There was one other possibility, and that was Judith. She would certainly not mock his wanderer's tales, but she'd been treated so heinously from the start of this tragedy that he dared not expect forgiveness from her, much less fellowship. Besides, who knew where her true sympathies lay? Though she might resemble Quaisoir to the last hair, she'd been made in the same bloodless womb that had produced the Autarch. Was she not therefore his spiritual sister: not born, but made? If she had to choose between the butcher of Yzordderrex and those seeking to destroy him, could she be trusted to side with the destroyers, when their victory would mean she'd lose the only creature in the Imajica who shared her condition? Though she and Gentle had meant much to each other (who knew how many liaisons they'd enjoyed over the centuries; reigniting the desire which had brought them together in the first place, then parting again, forgetting they'd even met?) he had to treat her with the utmost caution from this point on. She'd been innocent in the dramas of an earlier age, a toy in cruel and careless hands. But the woman she'd become over the decades was neither victim nor toy, and if (or perhaps when) she became aware of her past she was perfectly capable of revenging herself upon the man who'd made her, however much she'd claimed to love him once.
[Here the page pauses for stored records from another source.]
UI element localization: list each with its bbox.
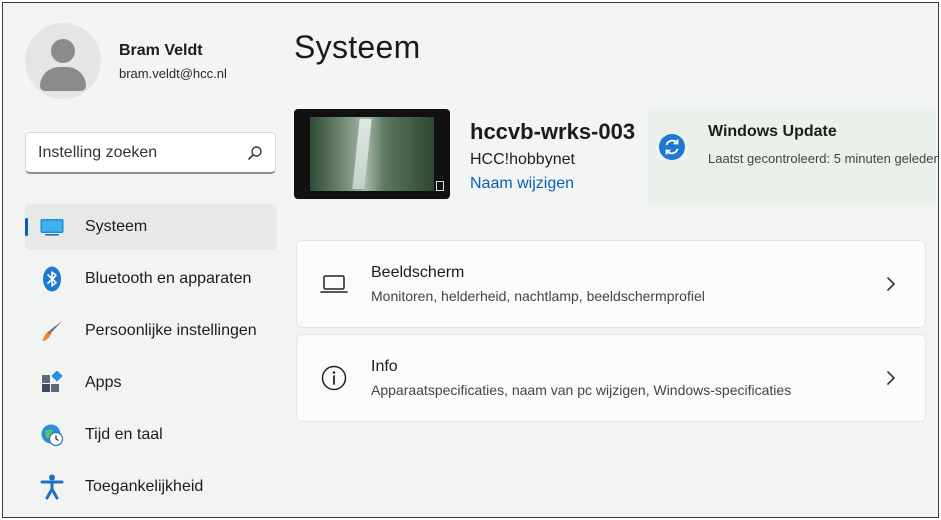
laptop-icon — [319, 269, 349, 299]
card-title: Beeldscherm — [371, 264, 465, 281]
nav-item-time-language[interactable]: Tijd en taal — [25, 412, 277, 458]
nav-list: Systeem Bluetooth en apparaten Persoonli… — [25, 204, 277, 516]
main-content: Systeem hccvb-wrks-003 HCC!hobbynet Naam… — [294, 3, 939, 517]
nav-label: Toegankelijkheid — [85, 478, 204, 495]
search-placeholder: Instelling zoeken — [38, 143, 158, 161]
desktop-wallpaper-thumbnail[interactable] — [294, 109, 450, 199]
nav-label: Systeem — [85, 218, 148, 235]
apps-icon — [39, 370, 65, 396]
avatar — [25, 23, 101, 99]
info-icon — [319, 363, 349, 393]
monitor-icon — [39, 214, 65, 240]
nav-item-bluetooth[interactable]: Bluetooth en apparaten — [25, 256, 277, 302]
page-title: Systeem — [294, 29, 421, 65]
card-title: Info — [371, 358, 398, 375]
sync-icon — [658, 133, 686, 161]
nav-label: Apps — [85, 374, 122, 391]
user-profile[interactable]: Bram Veldt bram.veldt@hcc.nl — [25, 23, 227, 99]
search-icon[interactable] — [247, 145, 263, 161]
nav-item-accessibility[interactable]: Toegankelijkheid — [25, 464, 277, 510]
rename-link[interactable]: Naam wijzigen — [470, 175, 635, 193]
sidebar: Bram Veldt bram.veldt@hcc.nl Instelling … — [3, 3, 285, 517]
search-input[interactable]: Instelling zoeken — [25, 132, 276, 174]
nav-label: Tijd en taal — [85, 426, 163, 443]
user-email: bram.veldt@hcc.nl — [119, 65, 227, 81]
card-subtitle: Apparaatspecificaties, naam van pc wijzi… — [371, 382, 792, 398]
device-org: HCC!hobbynet — [470, 151, 575, 168]
bluetooth-icon — [39, 266, 65, 292]
device-name: hccvb-wrks-003 — [470, 119, 636, 144]
globe-clock-icon — [39, 422, 65, 448]
user-name: Bram Veldt — [119, 41, 203, 59]
card-beeldscherm[interactable]: Beeldscherm Monitoren, helderheid, nacht… — [296, 240, 926, 328]
update-title: Windows Update — [708, 123, 837, 140]
chevron-right-icon — [881, 370, 901, 386]
device-summary: hccvb-wrks-003 HCC!hobbynet Naam wijzige… — [294, 109, 635, 199]
accessibility-icon — [39, 474, 65, 500]
nav-item-personalization[interactable]: Persoonlijke instellingen — [25, 308, 277, 354]
brush-icon — [39, 318, 65, 344]
card-subtitle: Monitoren, helderheid, nachtlamp, beelds… — [371, 288, 705, 304]
settings-window: Bram Veldt bram.veldt@hcc.nl Instelling … — [2, 2, 939, 518]
windows-update-tile[interactable]: Windows Update Laatst gecontroleerd: 5 m… — [648, 109, 939, 205]
chevron-right-icon — [881, 276, 901, 292]
nav-label: Persoonlijke instellingen — [85, 322, 257, 339]
nav-label: Bluetooth en apparaten — [85, 270, 252, 287]
update-status: Laatst gecontroleerd: 5 minuten geleden — [708, 151, 939, 166]
nav-item-apps[interactable]: Apps — [25, 360, 277, 406]
nav-item-systeem[interactable]: Systeem — [25, 204, 277, 250]
card-info[interactable]: Info Apparaatspecificaties, naam van pc … — [296, 334, 926, 422]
Seeing that his passenger was now awake, Floccus gave Gentle a progress report. They were making good time, he said. Within an hour they'd be in the mountains, on the other side of which the desert lay,

"How long do you estimate to the Erasure?" Gentle asked him.

''We'll be there before nightfall," Floccus promised. "How's the mystif faring?"

"Not well, I'm afraid."

"There'll be no cause to mourn," Floccus said brightly, "I've known people on death's door who were healed at the Erasure. It's a place of miracles. But then everywhere is, if we just knew how to look. That's what Father Athanasius taught me. You were in prison with Athanasius, weren't you?"

"I was never exactly imprisoned. Not the way he was."